Three months after she joined, the company announced that they were making a huge investment in the world of shopping. “I got lucky,” she says. “I was there at the right time, I had the experience, and I wanted to work on it. I got to kind of build it from the ground up.”
As the first employee to work on partnerships within the earliest iteration of Instagram Shopping, Aditi was able to develop a strategy to decide which brands to launch with and the first influencers that Instagram would help to monetize using their platform. She built a team, which quickly jumped from three members, to five, to 12, to 17. “We went from building shopping products to expanding into adjacent areas, such as affiliate marketing and NFTs, to thinking about other ways in which people monetize on the platform. The full suite of creator monetization tools fell under my team’s remit for four and a half years.”
Meta, unlike Apple, does not spend years debating what to try next, Aditi says. “It likes to experiment, try things, revise.” In the summer of 2023, that meant that Meta was rethinking some of its focus on the shopping and monetization spheres, and Aditi’s team was dissolved.
“The silver lining was that it ended up being good timing for me, given what I had learned about myself over the years: how I really, really love the early stages of building new experiences, and thinking about strategy, and mapping out what it would be like to scale a business and product—but the actual grind of scaling it is not where I get my energy,” says Aditi. “I get energy from the white space of, ‘What should we do here?’”
Since June 2023, Aditi has served as head of Fashion x Innovation Strategy and Partnerships at Meta, and in that time, her remit has been largely, though not exclusively, wearable technology. Think Ray-Ban and Oakley Meta AI glasses, Meta Quest (formerly “Oculus”) headsets, and things that—as far as you know—only exist in the movies.
“It’s a chance to think beyond software,” Aditi says of wearable tech. “It’s interesting because it feels so fashion-related, and ties together a lot of my interests in a new way.”

Aditi’s photo in her Grade 5 yearbook, 1997–98. In the yearbook, she writes, “I enjoy playing the piano, and I can’t say if this will be true, but right now I would like to be a pianist.”
Ever since her time at Apple, Aditi has worn an Apple Watch, and occasionally tires of feeling like she can’t swap it out for a classic analog watch every now and then. “I think a lot about how wearables make you consider your personal expression and style,” Aditi muses. “What would get somebody to say, ‘I’m going to commit to wearing this day in and day out—for years’?”
Today’s wearable tech market, while relatively young, is saturated with chic accessories to track every last life metric. “All these devices are good; each is better at something slightly different,” Aditi says of today’s well-known wearables. “But you do ask yourself, ‘Am I really going to add on the Oura for my sleep, and the Apple Watch for my steps, and the Whoop for my energy?’”
Meta, for now, is going big on the visual, with its multiple lines of popular brand-name glasses.
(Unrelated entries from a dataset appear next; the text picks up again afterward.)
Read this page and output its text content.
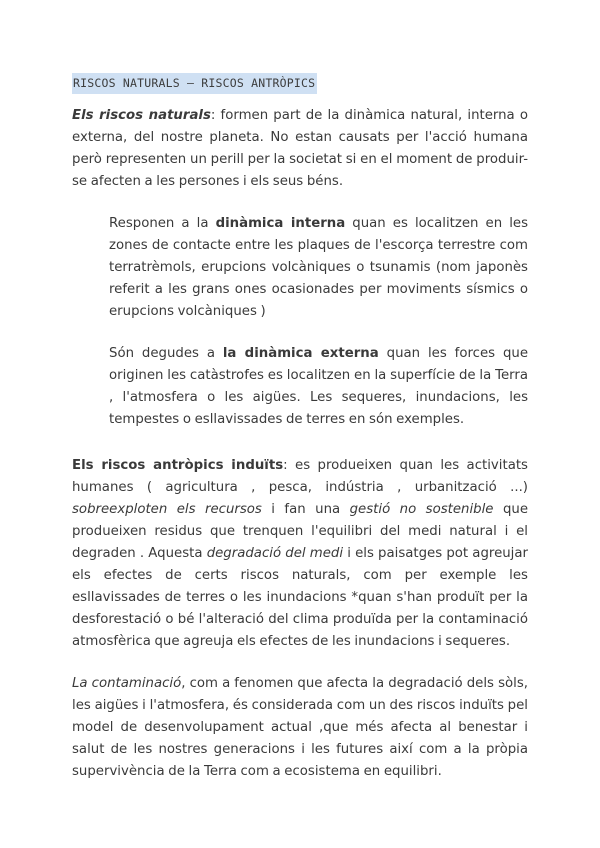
RISCOS NATURALS – RISCOS ANTRÒPICS

Els riscos naturals: formen part de la dinàmica natural, interna o externa, del nostre planeta. No estan causats per l'acció humana però representen un perill per la societat si en el moment de produir-se afecten a les persones i els seus béns.

Responen a la dinàmica interna quan es localitzen en les zones de contacte entre les plaques de l'escorça terrestre com terratrèmols, erupcions volcàniques o tsunamis (nom japonès referit a les grans ones ocasionades per moviments sísmics o erupcions volcàniques )

Són degudes a la dinàmica externa quan les forces que originen les catàstrofes es localitzen en la superfície de la Terra , l'atmosfera o les aigües. Les sequeres, inundacions, les tempestes o esllavissades de terres en són exemples.

Els riscos antròpics induïts: es produeixen quan les activitats humanes ( agricultura , pesca, indústria , urbanització ...) sobreexploten els recursos i fan una gestió no sostenible que produeixen residus que trenquen l'equilibri del medi natural i el degraden . Aquesta degradació del medi i els paisatges pot agreujar els efectes de certs riscos naturals, com per exemple les esllavissades de terres o les inundacions *quan s'han produït per la desforestació o bé l'alteració del clima produïda per la contaminació atmosfèrica que agreuja els efectes de les inundacions i sequeres.

La contaminació, com a fenomen que afecta la degradació dels sòls, les aigües i l'atmosfera, és considerada com un des riscos induïts pel model de desenvolupament actual ,que més afecta al benestar i salut de les nostres generacions i les futures així com a la pròpia supervivència de la Terra com a ecosistema en equilibri.
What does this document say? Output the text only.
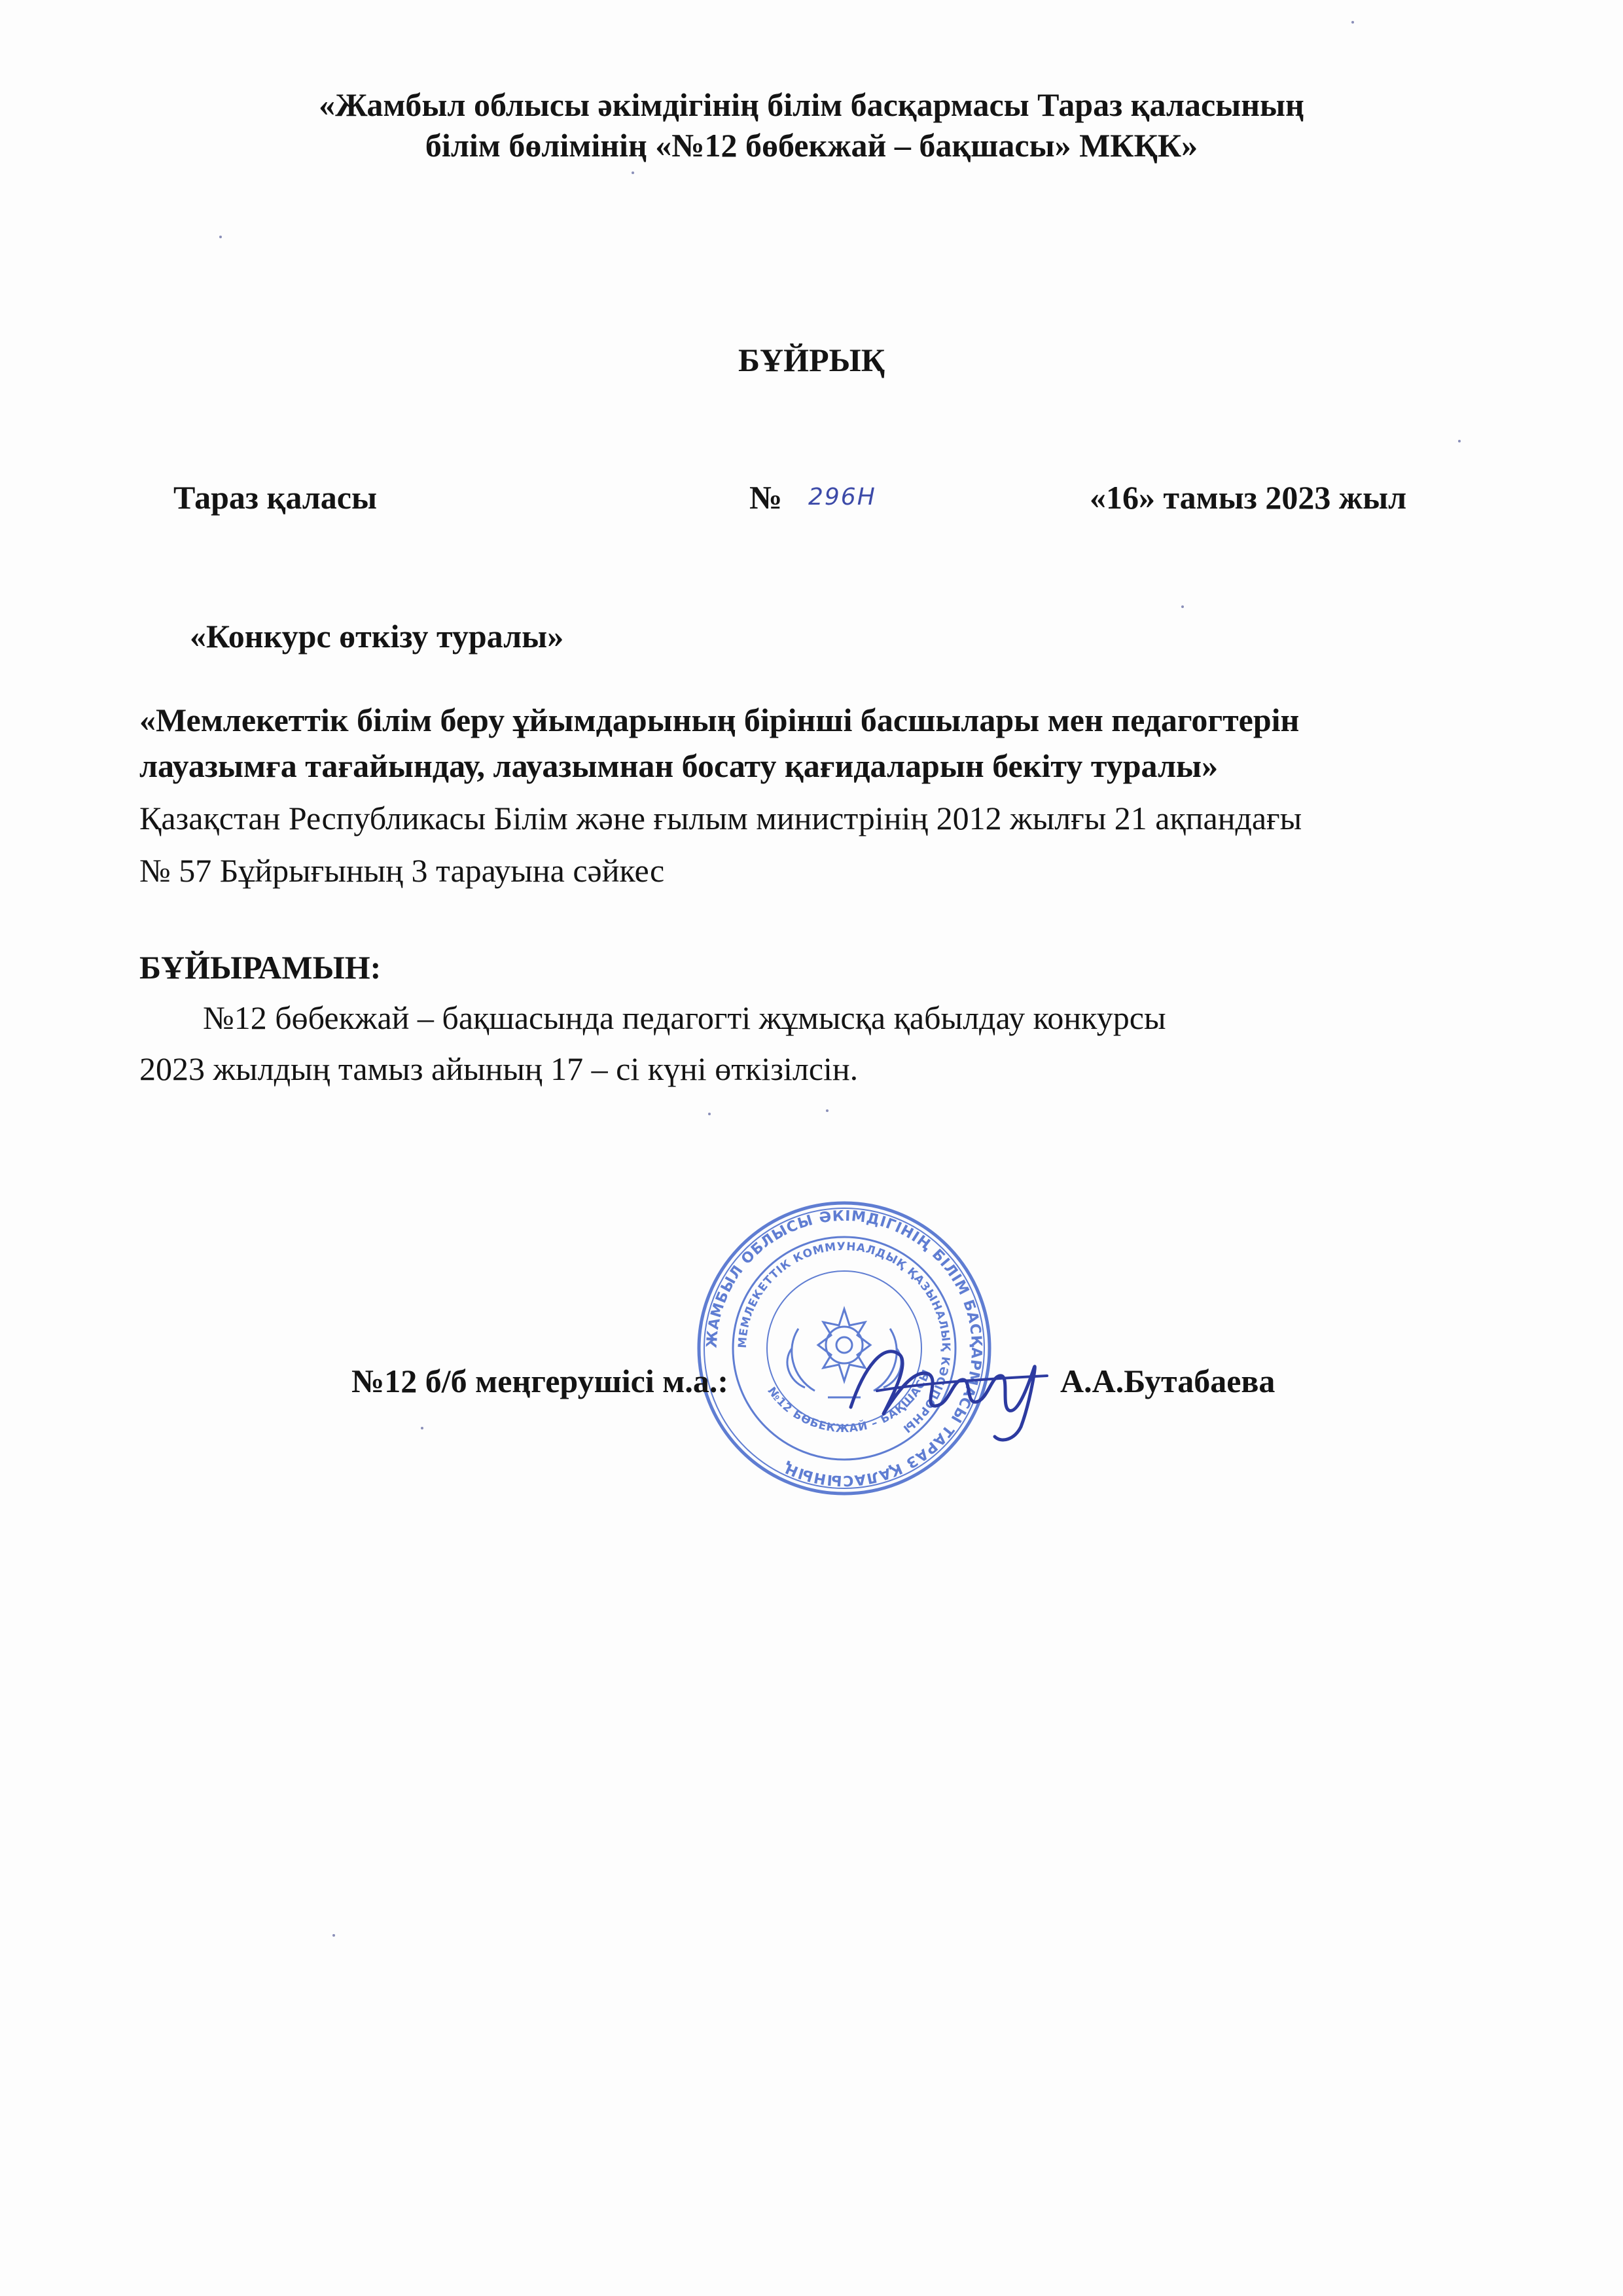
«Жамбыл облысы әкімдігінің білім басқармасы Тараз қаласының
білім бөлімінің «№12 бөбекжай – бақшасы» МКҚК»
БҰЙРЫҚ
Тараз қаласы	№ 296Н	«16» тамыз 2023 жыл
«Конкурс өткізу туралы»
«Мемлекеттік білім беру ұйымдарының бірінші басшылары мен педагогтерін
лауазымға тағайындау, лауазымнан босату қағидаларын бекіту туралы»
Қазақстан Республикасы Білім және ғылым министрінің 2012 жылғы 21 ақпандағы
№ 57 Бұйрығының 3 тарауына сәйкес
БҰЙЫРАМЫН:
№12 бөбекжай – бақшасында педагогті жұмысқа қабылдау конкурсы
2023 жылдың тамыз айының 17 – сі күні өткізілсін.
ЖАМБЫЛ ОБЛЫСЫ ӘКІМДІГІНІҢ БІЛІМ БАСҚАРМАСЫ ТАРАЗ ҚАЛАСЫНЫҢ
МЕМЛЕКЕТТІК КОММУНАЛДЫҚ ҚАЗЫНАЛЫҚ КӘСІПОРНЫ
№12 БӨБЕКЖАЙ – БАҚШАСЫ
№12 б/б меңгерушісі м.а.:	А.А.Бутабаева
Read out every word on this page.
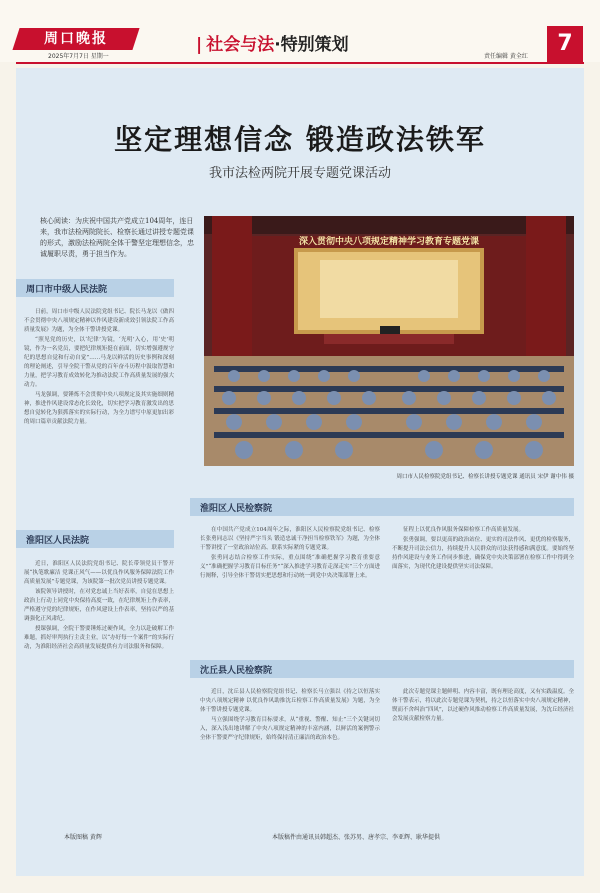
周口晚报
2025年7月7日 星期一
| 社会与法·特别策划
责任编辑 黄全红
7
坚定理想信念 锻造政法铁军
我市法检两院开展专题党课活动
核心阅读：为庆祝中国共产党成立104周年，连日来，我市法检两院院长、检察长通过讲授专题党课的形式，激励法检两院全体干警坚定理想信念，忠诚履职尽责，勇于担当作为。
周口市中级人民法院

日前，周口市中级人民法院党组书记、院长马龙以《做四不会贯彻中央八项规定精神以作风建设新成效引领法院工作高质量发展》为题，为全体干警讲授党课。

“照见党的历史，以‘纪律’为镜，‘光明’入心，用‘史’明镜，作为一名党员，要把纪律规矩挺在前面，切实增强遵规守纪的思想自觉和行动自觉”……马龙以鲜活的历史事例和深刻的理论阐述，引导全院干警从党的百年奋斗历程中汲取智慧和力量，把学习教育成效转化为推动法院工作高质量发展的强大动力。

马龙强调，要锤炼不会贯彻中央八项规定及其实施细则精神，推进作风建设常态化长效化，切实把学习教育激发出的思想自觉转化为狠抓落实的实际行动，为全力谱写中原更加出彩的周口篇章贡献法院力量。

深入贯彻中央八项规定精神学习教育专题党课
周口市人民检察院党组书记、检察长讲授专题党课 通讯员 宋伊 谢中伟 摄
淮阳区人民法院

近日，淮阳区人民法院党组书记、院长带领党员干警开展“执笔歌廉洁 党课正风气——以优良作风服务保障法院工作高质量发展”专题党课，为该院第一批次党员讲授专题党课。

该院领导讲授时，在对党忠诚上当好表率，自觉在思想上政治上行动上同党中央保持高度一致，在纪律规矩上作表率，严格遵守党的纪律规矩，在作风建设上作表率，坚持以严的基调强化正风肃纪。

授课强调，全院干警要锤炼过硬作风，全力以赴破解工作难题，抓好审判执行主责主业，以“办好每一个案件”的实际行动，为淮阳经济社会高质量发展提供有力司法服务和保障。

淮阳区人民检察院

在中国共产党成立104周年之际，淮阳区人民检察院党组书记、检察长张勇同志以《坚持严字当头 锻造忠诚干净担当检察铁军》为题，为全体干警讲授了一堂政治站位高、联系实际紧的专题党课。

张勇同志结合检察工作实际，重点围绕“准确把握学习教育重要意义”“准确把握学习教育目标任务”“深入推进学习教育走深走实”三个方面进行阐释，引导全体干警切实把思想和行动统一到党中央决策部署上来。

征程上以优良作风服务保障检察工作高质量发展。

张勇强调，要以更高的政治站位、更实的司法作风、更优的检察服务，不断提升司法公信力，持续提升人民群众的司法获得感和满意度。要始终坚持作风建设与业务工作同步推进，确保党中央决策部署在检察工作中得到全面落实，为现代化建设提供坚实司法保障。

沈丘县人民检察院

近日，沈丘县人民检察院党组书记、检察长马立强以《持之以恒落实中央八项规定精神 以优良作风助推沈丘检察工作高质量发展》为题，为全体干警讲授专题党课。

马立强围绕学习教育目标要求，从“重视、警醒、知止”三个关键词切入，深入浅出地讲解了中央八项规定精神的丰富内涵，以鲜活的案例警示全体干警要严守纪律规矩，始终保持清正廉洁的政治本色。

此次专题党课主题鲜明、内容丰富，既有理论高度，又有实践温度。全体干警表示，将以此次专题党课为契机，持之以恒落实中央八项规定精神，锲而不舍纠治“四风”，以过硬作风推动检察工作高质量发展，为沈丘经济社会发展贡献检察力量。

本版图稿 黄辉	本版稿件由通讯员韩超杰、张苏男、唐孝宗、李亚辉、耿华提供
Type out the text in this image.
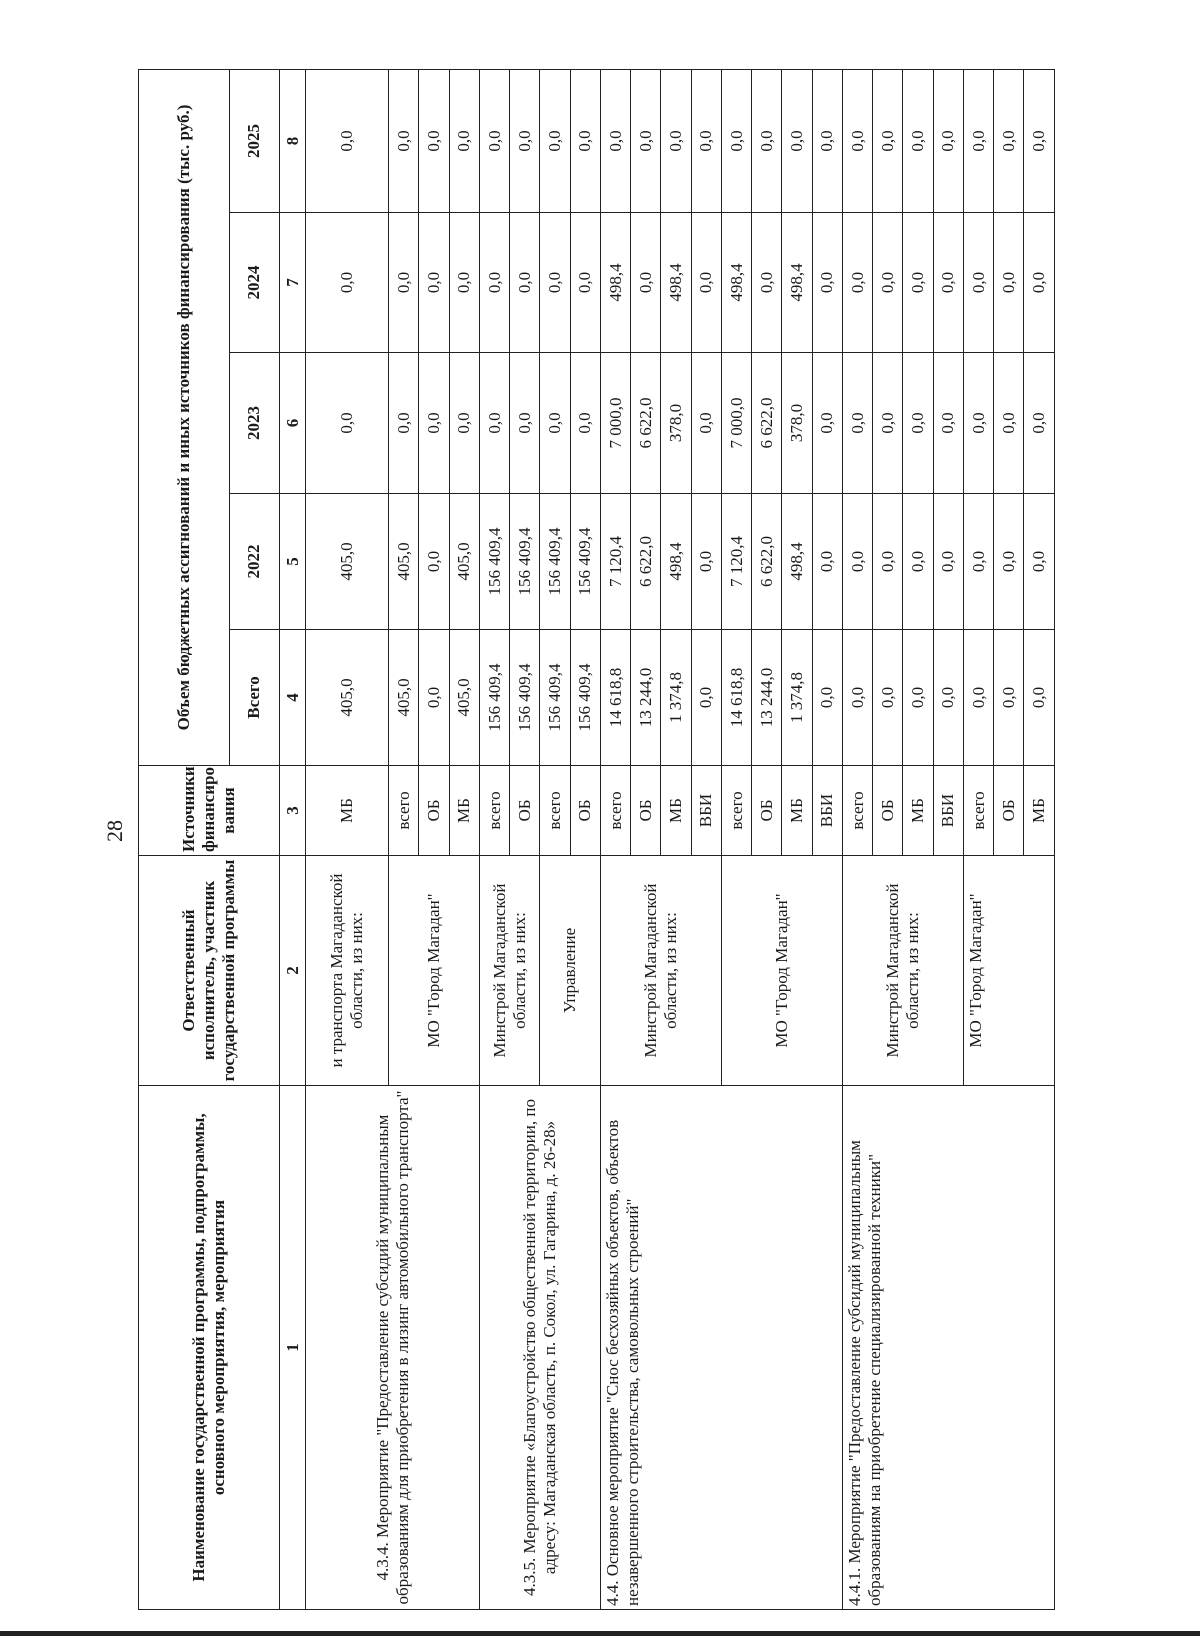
28
Наименование государственной программы, подпрограммы, основного мероприятия, мероприятия	Ответственный исполнитель, участник государственной программы	Источники финансиро вания	Объем бюджетных ассигнований и иных источников финансирования (тыс. руб.)				
			Всего	2022	2023	2024	2025
1	2	3	4	5	6	7	8
4.3.4. Мероприятие "Предоставление субсидий муниципальным образованиям для приобретения в лизинг автомобильного транспорта"	и транспорта Магаданской области, из них:	МБ	405,0	405,0	0,0	0,0	0,0
	МО "Город Магадан"	всего	405,0	405,0	0,0	0,0	0,0
		ОБ	0,0	0,0	0,0	0,0	0,0
		МБ	405,0	405,0	0,0	0,0	0,0
4.3.5. Мероприятие «Благоустройство общественной территории, по адресу: Магаданская область, п. Сокол, ул. Гагарина, д. 26-28»	Минстрой Магаданской области, из них:	всего	156 409,4	156 409,4	0,0	0,0	0,0
		ОБ	156 409,4	156 409,4	0,0	0,0	0,0
	Управление	всего	156 409,4	156 409,4	0,0	0,0	0,0
		ОБ	156 409,4	156 409,4	0,0	0,0	0,0
4.4. Основное мероприятие "Снос бесхозяйных объектов, объектов незавершенного строительства, самовольных строений"	Минстрой Магаданской области, из них:	всего	14 618,8	7 120,4	7 000,0	498,4	0,0
		ОБ	13 244,0	6 622,0	6 622,0	0,0	0,0
		МБ	1 374,8	498,4	378,0	498,4	0,0
		ВБИ	0,0	0,0	0,0	0,0	0,0
	МО "Город Магадан"	всего	14 618,8	7 120,4	7 000,0	498,4	0,0
		ОБ	13 244,0	6 622,0	6 622,0	0,0	0,0
		МБ	1 374,8	498,4	378,0	498,4	0,0
		ВБИ	0,0	0,0	0,0	0,0	0,0
4.4.1. Мероприятие "Предоставление субсидий муниципальным образованиям на приобретение специализированной техники"	Минстрой Магаданской области, из них:	всего	0,0	0,0	0,0	0,0	0,0
		ОБ	0,0	0,0	0,0	0,0	0,0
		МБ	0,0	0,0	0,0	0,0	0,0
		ВБИ	0,0	0,0	0,0	0,0	0,0
	МО "Город Магадан"	всего	0,0	0,0	0,0	0,0	0,0
		ОБ	0,0	0,0	0,0	0,0	0,0
		МБ	0,0	0,0	0,0	0,0	0,0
The Meta/Ray-Ban collaboration has “taken off in a way that I don’t think anyone expected, which is why it’s always sold out,” Aditi says. “I think a big reason for that is that it’s an opportunity for people to get a little more choosy on the style front.” She suggests that Meta’s embrace of brand partnerships has unlocked new thinking within the industry: “Maybe one way to do this is in partnership with brands, by tapping into some of their cachet, and the loyalty that they have built up over the years when it comes to style.”
Looking through her (metaphorical) Meta-tinted glasses at the ever-widening world of wearables, Aditi sees profound untapped potential—which she finds quite fun. “It’s nice to work on something that still feels early-stage.”